Kwai-Kolors / Kolors

Kolors Team
Apache License 2.0
3.86k stars 268 forks source link

Is there a plan to release finetune model code #8

Open kigy1 opened 4 months ago

kigy1 commented 4 months ago

Is there a plan to release finetune code for model

zcdliuwei commented 4 months ago

+1

maybleMyers commented 4 months ago

I think so.
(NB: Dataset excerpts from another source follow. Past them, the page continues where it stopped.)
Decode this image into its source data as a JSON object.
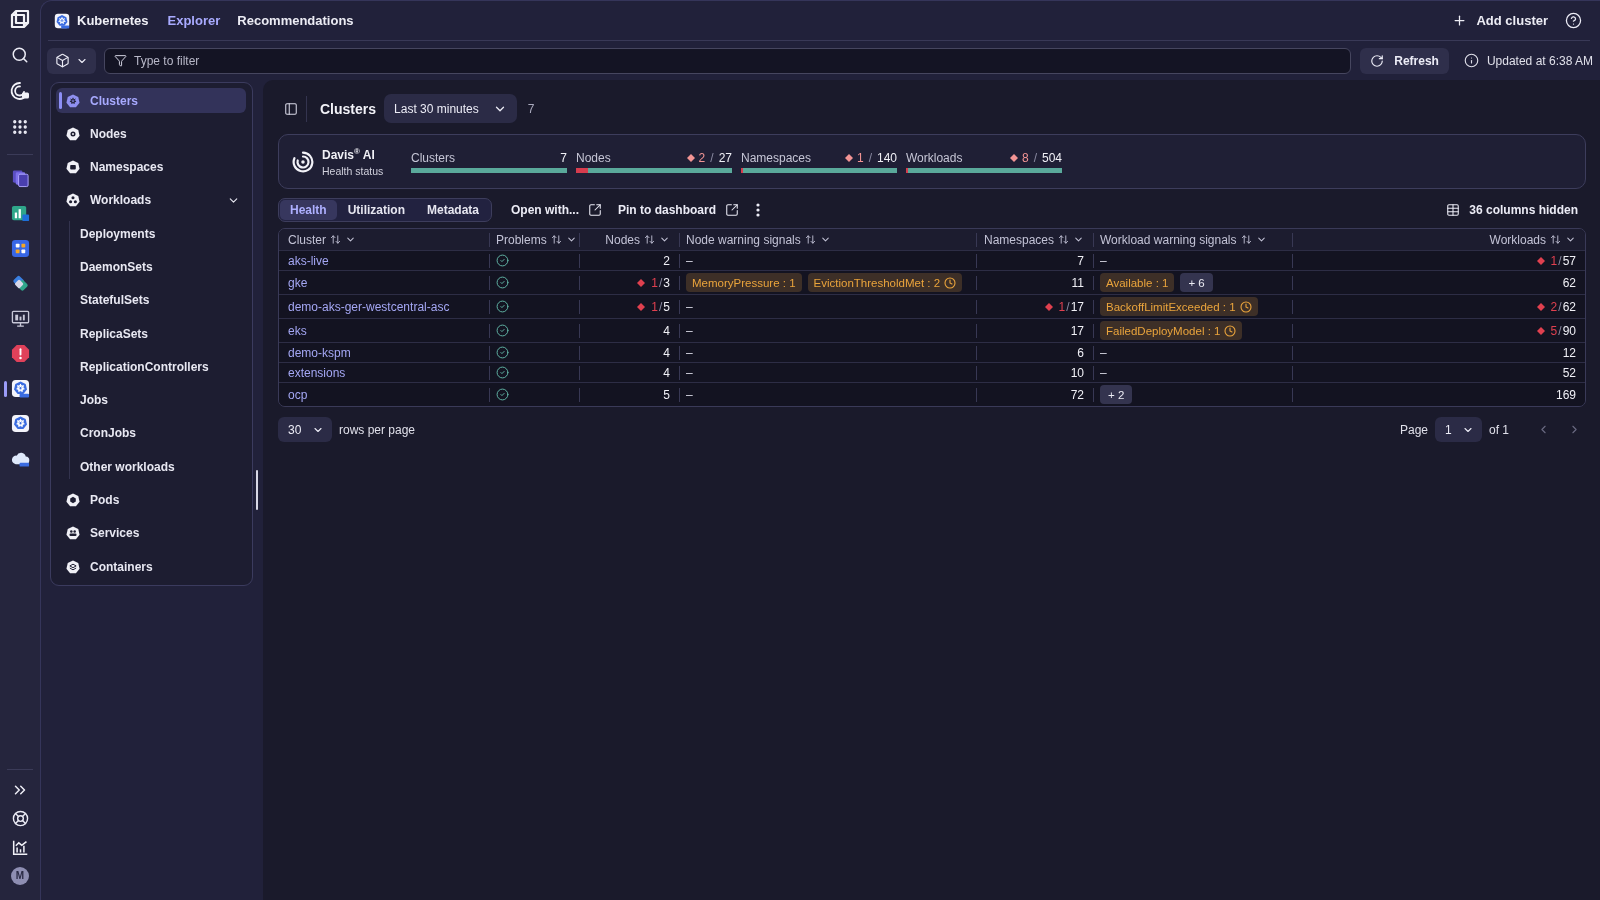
{
  "rail": {
    "apps": [
      {
        "selected": false
      },
      {
        "selected": false
      },
      {
        "selected": false
      },
      {
        "selected": false
      },
      {
        "selected": false
      },
      {
        "selected": false
      },
      {
        "selected": true
      },
      {
        "selected": false
      },
      {
        "selected": false
      }
    ],
    "avatar": "M"
  },
  "top_bar": {
    "app_title": "Kubernetes",
    "nav": [
      {
        "label": "Explorer",
        "selected": true
      },
      {
        "label": "Recommendations",
        "selected": false
      }
    ],
    "add_button": "Add cluster"
  },
  "filter_bar": {
    "placeholder": "Type to filter",
    "refresh_button": "Refresh",
    "updated": "Updated at 6:38 AM"
  },
  "sidebar": {
    "items": [
      {
        "label": "Clusters",
        "selected": true
      },
      {
        "label": "Nodes",
        "selected": false
      },
      {
        "label": "Namespaces",
        "selected": false
      },
      {
        "label": "Workloads",
        "selected": false,
        "expanded": true,
        "children": [
          {
            "label": "Deployments",
            "selected": false
          },
          {
            "label": "DaemonSets",
            "selected": false
          },
          {
            "label": "StatefulSets",
            "selected": false
          },
          {
            "label": "ReplicaSets",
            "selected": false
          },
          {
            "label": "ReplicationControllers",
            "selected": false
          },
          {
            "label": "Jobs",
            "selected": false
          },
          {
            "label": "CronJobs",
            "selected": false
          },
          {
            "label": "Other workloads",
            "selected": false
          }
        ]
      },
      {
        "label": "Pods",
        "selected": false
      },
      {
        "label": "Services",
        "selected": false
      },
      {
        "label": "Containers",
        "selected": false
      }
    ]
  },
  "header": {
    "title": "Clusters",
    "timeframe": "Last 30 minutes",
    "count": "7"
  },
  "health_summary": {
    "title": "Davis$^{®}$ AI",
    "subtitle": "Health status",
    "stats": [
      {
        "label": "Clusters",
        "value": "7"
      },
      {
        "label": "Nodes",
        "problems": "2",
        "separator": "/",
        "value": "27",
        "level": 0.074
      },
      {
        "label": "Namespaces",
        "problems": "1",
        "separator": "/",
        "value": "140",
        "level": 0.007
      },
      {
        "label": "Workloads",
        "problems": "8",
        "separator": "/",
        "value": "504",
        "level": 0.016
      }
    ]
  },
  "view_tabs": [
    {
      "label": "Health",
      "selected": true
    },
    {
      "label": "Utilization",
      "selected": false
    },
    {
      "label": "Metadata",
      "selected": false
    }
  ],
  "actions": [
    {
      "kind": "link",
      "label": "Open with..."
    },
    {
      "kind": "link",
      "label": "Pin to dashboard"
    },
    {
      "kind": "menu"
    }
  ],
  "hidden_columns": "36 columns hidden",
  "table": {
    "columns": [
      {
        "label": "Cluster",
        "kind": "name"
      },
      {
        "label": "Problems",
        "kind": "status"
      },
      {
        "label": "Nodes",
        "kind": "count"
      },
      {
        "label": "Node warning signals",
        "kind": "signals"
      },
      {
        "label": "Namespaces",
        "kind": "count"
      },
      {
        "label": "Workload warning signals",
        "kind": "signals"
      },
      {
        "label": "Workloads",
        "kind": "count"
      }
    ],
    "rows": [
      {
        "cells": [
          {
            "kind": "name",
            "text": "aks-live"
          },
          {
            "kind": "status",
            "healthy": true
          },
          {
            "kind": "count",
            "value": "2"
          },
          {
            "kind": "signals",
            "chips": [
              {
                "kind": "none",
                "text": "–"
              }
            ]
          },
          {
            "kind": "count",
            "value": "7"
          },
          {
            "kind": "signals",
            "chips": [
              {
                "kind": "none",
                "text": "–"
              }
            ]
          },
          {
            "kind": "count",
            "problems": "1",
            "separator": "/",
            "value": "57"
          }
        ]
      },
      {
        "cells": [
          {
            "kind": "name",
            "text": "gke"
          },
          {
            "kind": "status",
            "healthy": true
          },
          {
            "kind": "count",
            "problems": "1",
            "separator": "/",
            "value": "3"
          },
          {
            "kind": "signals",
            "chips": [
              {
                "kind": "signal",
                "text": "MemoryPressure : 1",
                "clock": false
              },
              {
                "kind": "signal",
                "text": "EvictionThresholdMet : 2",
                "clock": true
              }
            ]
          },
          {
            "kind": "count",
            "value": "11"
          },
          {
            "kind": "signals",
            "chips": [
              {
                "kind": "signal",
                "text": "Available : 1",
                "clock": false
              },
              {
                "kind": "more",
                "text": "+ 6"
              }
            ]
          },
          {
            "kind": "count",
            "value": "62"
          }
        ]
      },
      {
        "cells": [
          {
            "kind": "name",
            "text": "demo-aks-ger-westcentral-asc"
          },
          {
            "kind": "status",
            "healthy": true
          },
          {
            "kind": "count",
            "problems": "1",
            "separator": "/",
            "value": "5"
          },
          {
            "kind": "signals",
            "chips": [
              {
                "kind": "none",
                "text": "–"
              }
            ]
          },
          {
            "kind": "count",
            "problems": "1",
            "separator": "/",
            "value": "17"
          },
          {
            "kind": "signals",
            "chips": [
              {
                "kind": "signal",
                "text": "BackoffLimitExceeded : 1",
                "clock": true
              }
            ]
          },
          {
            "kind": "count",
            "problems": "2",
            "separator": "/",
            "value": "62"
          }
        ]
      },
      {
        "cells": [
          {
            "kind": "name",
            "text": "eks"
          },
          {
            "kind": "status",
            "healthy": true
          },
          {
            "kind": "count",
            "value": "4"
          },
          {
            "kind": "signals",
            "chips": [
              {
                "kind": "none",
                "text": "–"
              }
            ]
          },
          {
            "kind": "count",
            "value": "17"
          },
          {
            "kind": "signals",
            "chips": [
              {
                "kind": "signal",
                "text": "FailedDeployModel : 1",
                "clock": true
              }
            ]
          },
          {
            "kind": "count",
            "problems": "5",
            "separator": "/",
            "value": "90"
          }
        ]
      },
      {
        "cells": [
          {
            "kind": "name",
            "text": "demo-kspm"
          },
          {
            "kind": "status",
            "healthy": true
          },
          {
            "kind": "count",
            "value": "4"
          },
          {
            "kind": "signals",
            "chips": [
              {
                "kind": "none",
                "text": "–"
              }
            ]
          },
          {
            "kind": "count",
            "value": "6"
          },
          {
            "kind": "signals",
            "chips": [
              {
                "kind": "none",
                "text": "–"
              }
            ]
          },
          {
            "kind": "count",
            "value": "12"
          }
        ]
      },
      {
        "cells": [
          {
            "kind": "name",
            "text": "extensions"
          },
          {
            "kind": "status",
            "healthy": true
          },
          {
            "kind": "count",
            "value": "4"
          },
          {
            "kind": "signals",
            "chips": [
              {
                "kind": "none",
                "text": "–"
              }
            ]
          },
          {
            "kind": "count",
            "value": "10"
          },
          {
            "kind": "signals",
            "chips": [
              {
                "kind": "none",
                "text": "–"
              }
            ]
          },
          {
            "kind": "count",
            "value": "52"
          }
        ]
      },
      {
        "cells": [
          {
            "kind": "name",
            "text": "ocp"
          },
          {
            "kind": "status",
            "healthy": true
          },
          {
            "kind": "count",
            "value": "5"
          },
          {
            "kind": "signals",
            "chips": [
              {
                "kind": "none",
                "text": "–"
              }
            ]
          },
          {
            "kind": "count",
            "value": "72"
          },
          {
            "kind": "signals",
            "chips": [
              {
                "kind": "more",
                "text": "+ 2"
              }
            ]
          },
          {
            "kind": "count",
            "value": "169"
          }
        ]
      }
    ]
  },
  "pagination": {
    "rows_per_page": "30",
    "rows_label": "rows per page",
    "page_label": "Page",
    "page": "1",
    "of_label": "of 1",
    "prev": {
      "disabled": true
    },
    "next": {
      "disabled": true
    }
  }
}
But they are probably going to do LORA first according to the readme.

dcfucheng commented 4 months ago

Is there a plan to release finetune code for model

Maybe you can refer to the finetune code of SDXL lora and full.

The main difference: Change the text_encoder from two CLIP to GLM.

The pseudo-code is as follows:

# load text encoder
tokenizer = ChatGLMTokenizer.from_pretrained(
        args.text_encoder_id,
        revision=args.revision,
        trust_remote_code=True)
text_encoder = ChatGLMModel.from_pretrained(
    args.text_encoder_id,
    trust_remote_code=True)

# inputs 
image, text_ids = batch['pixel_values'], batch['input_ids']

# text_encoder 
output = text_encoder(
    input_ids=text_ids,
    attention_mask=attention_mask,
    position_ids=position_ids,
    output_hidden_states=True)

# glm output
prompt_embeds = output.hidden_states[-2].permute(1, 0, 2).clone()
text_proj = output.hidden_states[-1][-1, :, :].clone() 

# get latents
latents = vae.encode(image.to(torch.float32)).latent_dist.sample()
latents = latents.to(dtype=(weight_dtype))
latents = latents * vae.config.scaling_factor

add_time_ids = batch['add_time_ids'].to(latents.device)
encoded_text = {"text_embeds": text_proj, "time_ids": add_time_ids}

# get noise
noise_pred = unet(
    noisy_model_input,
    start_timesteps,
    timestep_cond=None,
    encoder_hidden_states=prompt_embeds,
    added_cond_kwargs=encoded_text,
).sample

Then, the training phase is similar to SDXL training.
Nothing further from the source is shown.